Beim Diskutieren und beim Schreiben über Serien gibt es zwei wichtige Unterscheidungen, die leider zu oft miteinander verschwimmen: die professionellen Kriterien und der persönliche Geschmack.
Professionelle Kriterien sind zum Beispiel:
Wie ist die Serie technisch umgesetzt?
Gibt es eine Charakterentwicklung und ist sie glaubwürdig?
Sind die Dialoge aus den Figuren und der Handlung heraus authentisch oder wirken sie hölzern?
Ist eine Identifikation mit den Charakteren möglich?
Ist die Handlung vorhersehbar oder unglaubwürdig?
Sehen die Spezialeffekte überzeugend aus?
Entsprechen die Kulissen dem Eindruck, der mittels Geschichte und Charaktere erzeugt werden soll?
Wie ist die Schauspielerleistung?
Sind die Schauspieler passend gecastet?
Unterstützt die eingesetzte Musik die Handlung?
Für Comedys: Stimmt das Timing?
Es gibt noch viele weitere Fragen, die sich Kritiker stellen, je nach Genre.

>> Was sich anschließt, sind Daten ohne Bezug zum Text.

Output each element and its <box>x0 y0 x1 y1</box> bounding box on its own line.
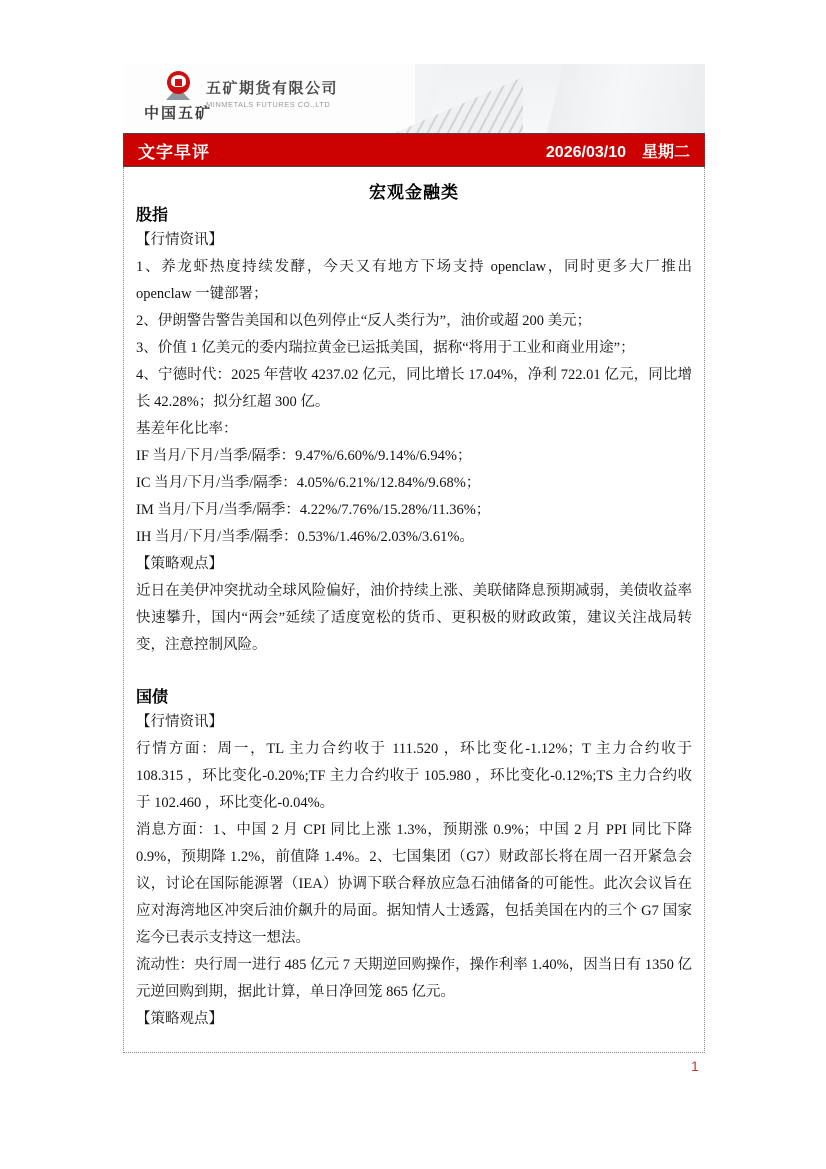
logo-icon-mark <box>175 79 182 86</box>
market-paragraph: 行情方面：周一，TL 主力合约收于 111.520 ，环比变化-1.12%；T … <box>136 736 692 817</box>
strategy-label: 【策略观点】 <box>136 1006 692 1033</box>
page-number: 1 <box>691 1058 699 1074</box>
basis-line: IM 当月/下月/当季/隔季：4.22%/7.76%/15.28%/11.36%… <box>136 497 692 524</box>
company-name-block: 五矿期货有限公司 MINMETALS FUTURES CO.,LTD <box>206 77 338 109</box>
liquidity-paragraph: 流动性：央行周一进行 485 亿元 7 天期逆回购操作，操作利率 1.40%，因… <box>136 952 692 1006</box>
title-banner: 文字早评 2026/03/10星期二 <box>123 133 705 167</box>
company-logo: 中国五矿 <box>143 71 213 123</box>
basis-line: IC 当月/下月/当季/隔季：4.05%/6.21%/12.84%/9.68%； <box>136 470 692 497</box>
banner-date-value: 2026/03/10 <box>546 144 626 161</box>
banner-date: 2026/03/10星期二 <box>546 139 690 162</box>
minmetals-logo-icon <box>167 71 190 94</box>
basis-title: 基差年化比率： <box>136 416 692 443</box>
report-page: 中国五矿 五矿期货有限公司 MINMETALS FUTURES CO.,LTD … <box>0 0 826 1169</box>
news-item: 3、价值 1 亿美元的委内瑞拉黄金已运抵美国，据称“将用于工业和商业用途”； <box>136 335 692 362</box>
strategy-text: 近日在美伊冲突扰动全球风险偏好，油价持续上涨、美联储降息预期减弱，美债收益率快速… <box>136 578 692 659</box>
report-document: 中国五矿 五矿期货有限公司 MINMETALS FUTURES CO.,LTD … <box>123 64 705 1053</box>
basis-line: IF 当月/下月/当季/隔季：9.47%/6.60%/9.14%/6.94%； <box>136 443 692 470</box>
report-body: 宏观金融类 股指 【行情资讯】 1、养龙虾热度持续发酵，今天又有地方下场支持 o… <box>123 167 705 1053</box>
logo-text: 中国五矿 <box>143 102 213 123</box>
info-label: 【行情资讯】 <box>136 227 692 254</box>
company-name-cn: 五矿期货有限公司 <box>206 77 338 98</box>
section-heading-treasury-bond: 国债 <box>136 687 692 709</box>
section-heading-stock-index: 股指 <box>136 205 692 227</box>
news-item: 4、宁德时代：2025 年营收 4237.02 亿元，同比增长 17.04%，净… <box>136 362 692 416</box>
report-title: 宏观金融类 <box>136 181 692 205</box>
company-name-en: MINMETALS FUTURES CO.,LTD <box>206 100 338 109</box>
masthead: 中国五矿 五矿期货有限公司 MINMETALS FUTURES CO.,LTD <box>123 64 705 133</box>
news-item: 1、养龙虾热度持续发酵，今天又有地方下场支持 openclaw，同时更多大厂推出… <box>136 254 692 308</box>
strategy-label: 【策略观点】 <box>136 551 692 578</box>
banner-title: 文字早评 <box>138 138 210 163</box>
info-label: 【行情资讯】 <box>136 709 692 736</box>
banner-weekday: 星期二 <box>642 144 690 161</box>
basis-line: IH 当月/下月/当季/隔季：0.53%/1.46%/2.03%/3.61%。 <box>136 524 692 551</box>
news-item: 2、伊朗警告警告美国和以色列停止“反人类行为”，油价或超 200 美元； <box>136 308 692 335</box>
news-paragraph: 消息方面：1、中国 2 月 CPI 同比上涨 1.3%，预期涨 0.9%；中国 … <box>136 817 692 952</box>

Aber bei diesen elf Kriterien will ich es jetzt erstmal belassen.
Beim persönlichen Geschmack ist allerdings nur eine einzige Frage entscheidend:
Ist das was für mich?
Und in dieser Frage schwingt sehr viel mit: die Lebenssituation der Person (zum Beispiel: Stadt/Land? Beruf? Single, Paar oder Familie?), der Erfahrungshorizont, die persönlichen Interessen, der Humor, die Toleranz für Gewaltsszenen, die Stimmung, in der man gerade ist und noch einiges mehr.

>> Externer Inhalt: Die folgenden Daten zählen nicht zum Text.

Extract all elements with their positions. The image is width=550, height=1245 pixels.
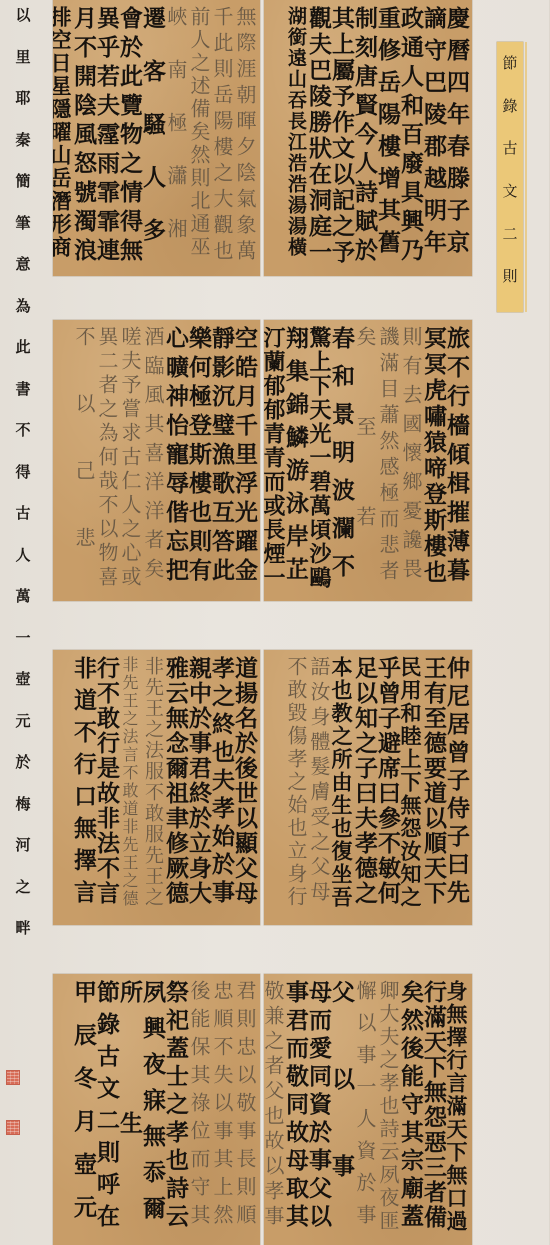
inscription-char: 耶 <box>15 91 30 133</box>
calligraphy-column: 譏滿目蕭然感極而悲者 <box>376 326 399 601</box>
title-slip-char: 古 <box>502 141 517 184</box>
calligraphy-column: 樂何極登斯樓也則有 <box>187 326 210 601</box>
inscription-char: 壺 <box>15 672 30 714</box>
calligraphy-column: 夙興夜寐無忝爾 <box>141 980 164 1245</box>
calligraphy-column: 行滿天下無怨惡三者備 <box>422 980 445 1245</box>
calligraphy-column: 父以事 <box>330 980 353 1245</box>
seal-lower <box>6 1120 20 1135</box>
calligraphy-column: 驚上下天光一碧萬頃沙鷗 <box>307 326 330 601</box>
inscription-char: 元 <box>15 714 30 756</box>
calligraphy-column: 非先王之法服不敢服先王之 <box>141 656 164 925</box>
calligraphy-column: 月不開陰風怒號濁浪 <box>72 6 95 276</box>
calligraphy-column: 峽南極瀟湘 <box>164 6 187 276</box>
inscription-char: 萬 <box>15 589 30 631</box>
calligraphy-column: 道揚名於後世以顯父母 <box>233 656 256 925</box>
calligraphy-column: 汀蘭郁郁青青而或長煙一 <box>264 326 284 601</box>
calligraphy-column: 甲辰冬月壺元 <box>72 980 95 1245</box>
calligraphy-column: 卿大夫之孝也詩云夙夜匪 <box>376 980 399 1245</box>
calligraphy-column: 身無擇行言滿天下無口過 <box>445 980 468 1245</box>
inscription-char: 河 <box>15 838 30 880</box>
inscription-char: 畔 <box>15 921 30 963</box>
title-slip-char: 錄 <box>502 99 517 142</box>
title-slip-char: 節 <box>502 56 517 99</box>
calligraphy-column: 重修岳陽樓增其舊 <box>376 6 399 276</box>
calligraphy-column: 心曠神怡寵辱偕忘把 <box>164 326 187 601</box>
title-slip-char: 二 <box>502 227 517 270</box>
title-slip-char: 則 <box>502 269 517 312</box>
inscription-char: 一 <box>15 631 30 673</box>
calligraphy-column: 懈以事一人資於事 <box>353 980 376 1245</box>
inscription-char: 意 <box>15 257 30 299</box>
calligraphy-column: 敬兼之者父也故以孝事 <box>264 980 284 1245</box>
calligraphy-column: 觀夫巴陵勝狀在洞庭一 <box>307 6 330 276</box>
calligraphy-column: 靜影沉璧漁歌互答此 <box>210 326 233 601</box>
calligraphy-column: 酒臨風其喜洋洋者矣 <box>141 326 164 601</box>
calligraphy-column: 矣至若 <box>353 326 376 601</box>
calligraphy-column: 異二者之為何哉不以物喜 <box>95 326 118 601</box>
calligraphy-column: 足以知之子曰夫孝德之 <box>353 656 376 925</box>
calligraphy-column: 謫守巴陵郡越明年 <box>422 6 445 276</box>
calligraphy-column: 前人之述備矣然則北通巫 <box>187 6 210 276</box>
inscription-char: 書 <box>15 382 30 424</box>
calligraphy-column: 非先王之法言不敢道非先王之德 <box>118 656 141 925</box>
calligraphy-column: 乎曾子避席曰參不敏何 <box>376 656 399 925</box>
inscription-char: 梅 <box>15 797 30 839</box>
calligraphy-column: 非道不行口無擇言 <box>72 656 95 925</box>
calligraphy-column: 雅云無念爾祖聿修厥德 <box>164 656 187 925</box>
panel-row3-left: 道揚名於後世以顯父母孝之終也夫孝始於事親中於事君終於立身大雅云無念爾祖聿修厥德非… <box>53 650 260 925</box>
calligraphy-column: 千此則岳陽樓之大觀也 <box>210 6 233 276</box>
panel-row2-right: 旅不行檣傾楫摧薄暮冥冥虎嘯猿啼登斯樓也則有去國懷鄉憂讒畏譏滿目蕭然感極而悲者矣至… <box>264 320 472 601</box>
calligraphy-column: 矣然後能守其宗廟蓋 <box>399 980 422 1245</box>
calligraphy-column: 會於此覽物之情得無 <box>118 6 141 276</box>
inscription-char: 古 <box>15 506 30 548</box>
inscription-char: 以 <box>15 8 30 50</box>
calligraphy-column: 親中於事君終於立身大 <box>187 656 210 925</box>
title-slip: 節錄古文二則 <box>497 42 523 312</box>
inscription-char: 里 <box>15 50 30 92</box>
panel-row1-right: 慶曆四年春滕子京謫守巴陵郡越明年政通人和百廢具興乃重修岳陽樓增其舊制刻唐賢今人詩… <box>264 0 472 276</box>
panel-row4-right: 身無擇行言滿天下無口過行滿天下無怨惡三者備矣然後能守其宗廟蓋卿大夫之孝也詩云夙夜… <box>264 974 472 1245</box>
inscription-char: 此 <box>15 340 30 382</box>
calligraphy-column: 王有至德要道以順天下 <box>422 656 445 925</box>
calligraphy-column: 忠順不失以事其上然 <box>210 980 233 1245</box>
calligraphy-column: 民用和睦上下無怨汝知之 <box>399 656 422 925</box>
title-slip-char: 文 <box>502 184 517 227</box>
calligraphy-column: 無際涯朝暉夕陰氣象萬 <box>233 6 256 276</box>
inscription-char: 為 <box>15 299 30 341</box>
calligraphy-column: 後能保其祿位而守其 <box>187 980 210 1245</box>
inscription-char: 得 <box>15 465 30 507</box>
calligraphy-column: 異乎若夫霪雨霏霏連 <box>95 6 118 276</box>
calligraphy-column: 制刻唐賢今人詩賦於 <box>353 6 376 276</box>
inscription-char: 於 <box>15 755 30 797</box>
calligraphy-column: 祭祀蓋士之孝也詩云 <box>164 980 187 1245</box>
calligraphy-column: 不敢毀傷孝之始也立身行 <box>284 656 307 925</box>
inscription-char: 人 <box>15 548 30 590</box>
panel-row3-right: 仲尼居曾子侍子曰先王有至德要道以順天下民用和睦上下無怨汝知之乎曾子避席曰參不敏何… <box>264 650 472 925</box>
seal-upper <box>6 1070 20 1085</box>
calligraphy-column: 遷客騷人多 <box>141 6 164 276</box>
calligraphy-column: 嗟夫予嘗求古仁人之心或 <box>118 326 141 601</box>
calligraphy-column: 湖銜遠山吞長江浩浩湯湯橫 <box>284 6 307 276</box>
calligraphy-column: 孝之終也夫孝始於事 <box>210 656 233 925</box>
calligraphy-column: 其上屬予作文以記之予 <box>330 6 353 276</box>
calligraphy-column: 春和景明波瀾不 <box>330 326 353 601</box>
calligraphy-column: 旅不行檣傾楫摧薄暮 <box>445 326 468 601</box>
calligraphy-column: 冥冥虎嘯猿啼登斯樓也 <box>422 326 445 601</box>
panel-row1-left: 無際涯朝暉夕陰氣象萬千此則岳陽樓之大觀也前人之述備矣然則北通巫峽南極瀟湘遷客騷人… <box>53 0 260 276</box>
inscription-char: 不 <box>15 423 30 465</box>
calligraphy-column: 本也教之所由生也復坐吾 <box>330 656 353 925</box>
title-slip-edge <box>525 42 527 312</box>
inscription-char: 筆 <box>15 216 30 258</box>
inscription-char: 之 <box>15 880 30 922</box>
calligraphy-column: 空皓月千里浮光躍金 <box>233 326 256 601</box>
calligraphy-column: 翔集錦鱗游泳岸芷 <box>284 326 307 601</box>
panel-row4-left: 君則忠以敬事長則順忠順不失以事其上然後能保其祿位而守其祭祀蓋士之孝也詩云夙興夜寐… <box>53 974 260 1245</box>
inscription-column: 以里耶秦簡筆意為此書不得古人萬一壺元於梅河之畔 <box>10 8 36 963</box>
calligraphy-column: 君則忠以敬事長則順 <box>233 980 256 1245</box>
calligraphy-column: 所生 <box>118 980 141 1245</box>
calligraphy-column: 慶曆四年春滕子京 <box>445 6 468 276</box>
calligraphy-column: 政通人和百廢具興乃 <box>399 6 422 276</box>
calligraphy-column: 語汝身體髮膚受之父母 <box>307 656 330 925</box>
inscription-char: 秦 <box>15 133 30 175</box>
inscription-char: 簡 <box>15 174 30 216</box>
calligraphy-column: 節錄古文二則呼在 <box>95 980 118 1245</box>
panel-row2-left: 空皓月千里浮光躍金靜影沉璧漁歌互答此樂何極登斯樓也則有心曠神怡寵辱偕忘把酒臨風其… <box>53 320 260 601</box>
calligraphy-column: 母而愛同資於事父以 <box>307 980 330 1245</box>
calligraphy-column: 則有去國懷鄉憂讒畏 <box>399 326 422 601</box>
calligraphy-column: 行不敢行是故非法不言 <box>95 656 118 925</box>
calligraphy-column: 仲尼居曾子侍子曰先 <box>445 656 468 925</box>
calligraphy-column: 不以己悲 <box>72 326 95 601</box>
calligraphy-column: 事君而敬同故母取其 <box>284 980 307 1245</box>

Ich bemühe mich immer, diese Trennung einzuhalten. Was nicht einfach ist, weil beim Gucken sehr viel Gefühl mitschwingt (und bewusst von den Serienmachern erzeugt wird) - weshalb sich der Geschmack oft als professionelles Kriterium zu tarnen versucht. Und: Die professionellen Kriterien sind nicht immer eindeutig zu bewerten. Weil ich aus eigener Erfahrung weiß, dass für das Gefallen einer Serie immer der Geschmack die entscheidende Rolle spielt, werden Sie von mir nur in absoluten Ausnahmefällen Sätze wie "Die beste Serie" oder Listen wie "Die 10 besten Serien des Jahres" lesen - bei mir lauten die Sätze dann eher "die meiner Meinung nach beste Serie" oder die Listen "Die 10 Serien, die mir in diesem Jahr am besten gefallen haben".

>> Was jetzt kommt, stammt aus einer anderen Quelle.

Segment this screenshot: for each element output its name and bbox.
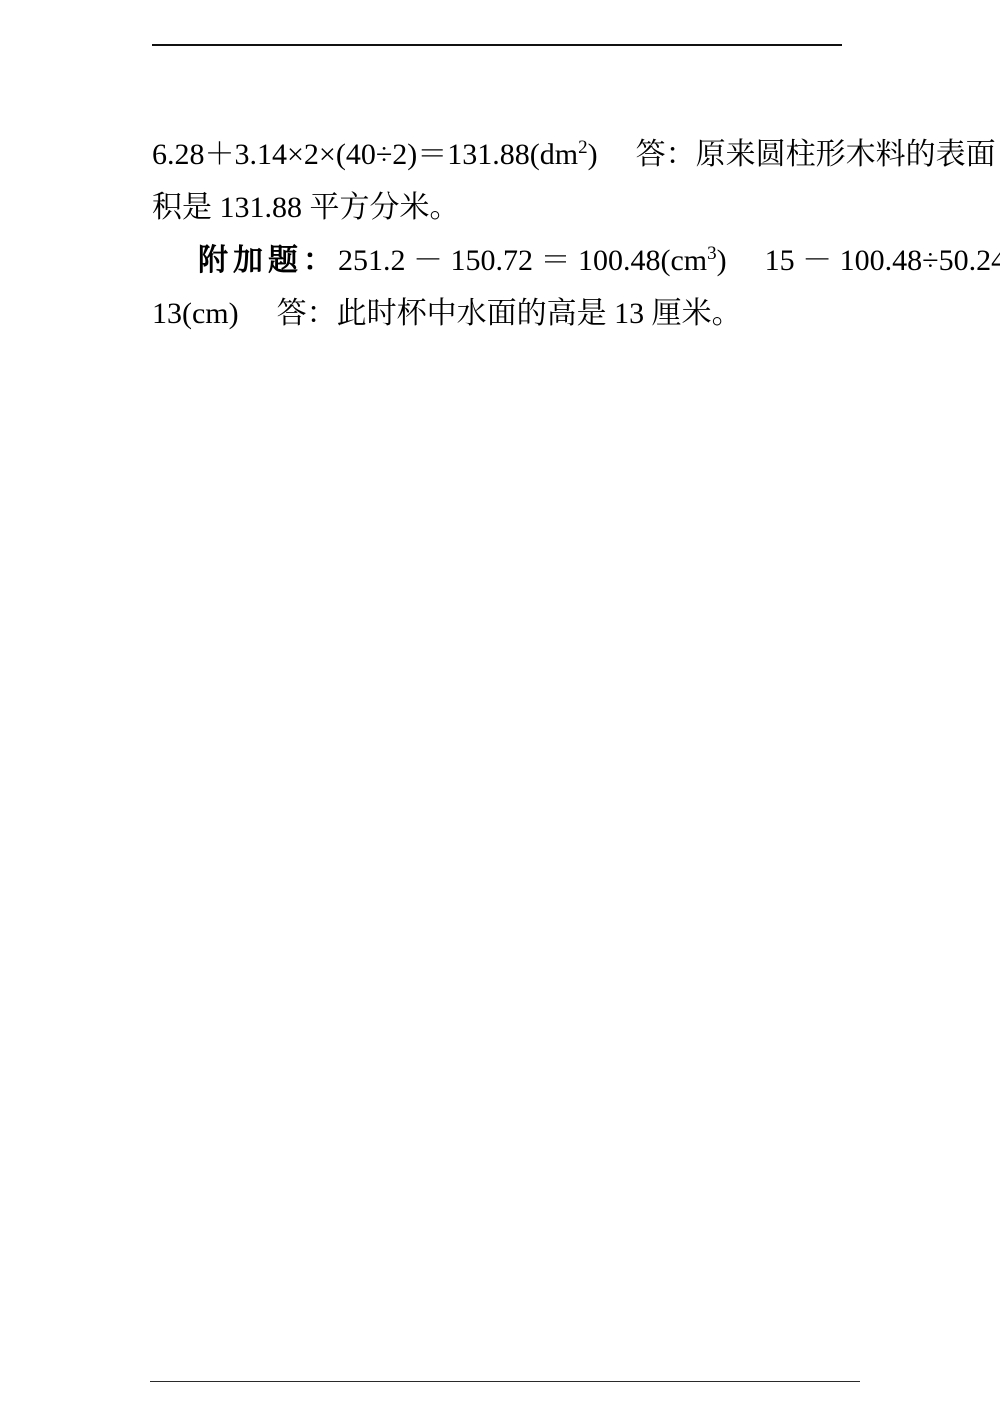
- dm-superscript: 2: [578, 137, 588, 158]
- formula-close-paren: ): [588, 138, 598, 171]
- bonus-question-label: 附加题：: [198, 244, 338, 277]
- solution-line-4: 13(cm)答：此时杯中水面的高是 13 厘米。: [152, 287, 868, 340]
- document-page: { "document": { "paragraph1": { "line1":…: [0, 0, 1000, 1415]
- answer-text-water-height: 答：此时杯中水面的高是 13 厘米。: [277, 297, 742, 330]
- answer-text-continued: 积是 131.88 平方分米。: [152, 191, 460, 224]
- formula-surface-area: 6.28＋3.14×2×(40÷2)＝131.88(dm: [152, 138, 578, 171]
- answer-text-surface-area: 答：原来圆柱形木料的表面: [636, 138, 996, 171]
- header-divider-rule: [152, 44, 842, 46]
- solution-line-3: 附加题：251.2 － 150.72 ＝ 100.48(cm3)15 － 100…: [152, 234, 868, 287]
- formula-volume: 251.2 － 150.72 ＝ 100.48(cm: [338, 244, 707, 277]
- formula-height: 15 － 100.48÷50.24 ＝: [765, 244, 1000, 277]
- cm-superscript: 3: [707, 243, 717, 264]
- formula-volume-close-paren: ): [717, 244, 727, 277]
- footer-divider-rule: [150, 1381, 860, 1382]
- formula-height-result: 13(cm): [152, 297, 239, 330]
- answers-text-block: 6.28＋3.14×2×(40÷2)＝131.88(dm2)答：原来圆柱形木料的…: [152, 128, 868, 340]
- solution-line-1: 6.28＋3.14×2×(40÷2)＝131.88(dm2)答：原来圆柱形木料的…: [152, 128, 868, 181]
- solution-line-2: 积是 131.88 平方分米。: [152, 181, 868, 234]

Mir hat die gerade gestartete HBO-Serie "Vinyl" gezeigt, wie wichtig es ist, dass ich mir diesen Unterschied bewusst mache:
Regie-Meister Martin Scorsese höchstpersönlich hat diese Serie gemeinsam mit Mick Jagger (ja, der von den Rolling Stones) und Terence Winter (ja, der von "Boardwalk Empire") erdacht, geschrieben und dann auch die Pilotfolge selbst gedreht. Die Serie spielt in der Musikszene New Yorks Ende der 70er-Jahre und im Mittelpunkt steht Richie Finestra (Bobby Cannavale), der Boss eines Plattenlabels, der sich in allerlei verstrickt (Betrug, Gewalt, Drogen) und versucht, sein Plattenlabel zu retten. Die Bilder sind opulent, die Ausstattung ist detailgetreu, der Einsatz von Musik ist ungewöhnlich und sehr gut, die Schauspieler sind gut (überraschend: Ray Romano in einer wichtigen Nebenrollen - ja, der aus der Sitcom "Alle lieben Raymond"). Ob die Charaktere eine nachvollziehbare Entwicklung durchmachen, kann ich noch nicht beurteilen, weil ich bisher erst die Folgen eins und zwei gesehen habe. Es gibt Menschen, die hin und weg sind von dieser Serie. US-Kritiker Matt Zoller-Seitz zum Beispiel bezeichnet "Vinyl" als "Must-See" dieses Jahres und die Pilotfolge als einen der besten Filme, den Scorsese je gedreht hat. Ich dagegen bin nicht begeistert, obwohl die Serie nach professionellen Kriterien sehr vielversprechend ist. Und ich weiß auch, woran es liegt: Mich interessiert die Hauptfigur kein bisschen. Und es gibt auch keine andere Figur, mit der ich mich in Ansätzen identifizieren könnte.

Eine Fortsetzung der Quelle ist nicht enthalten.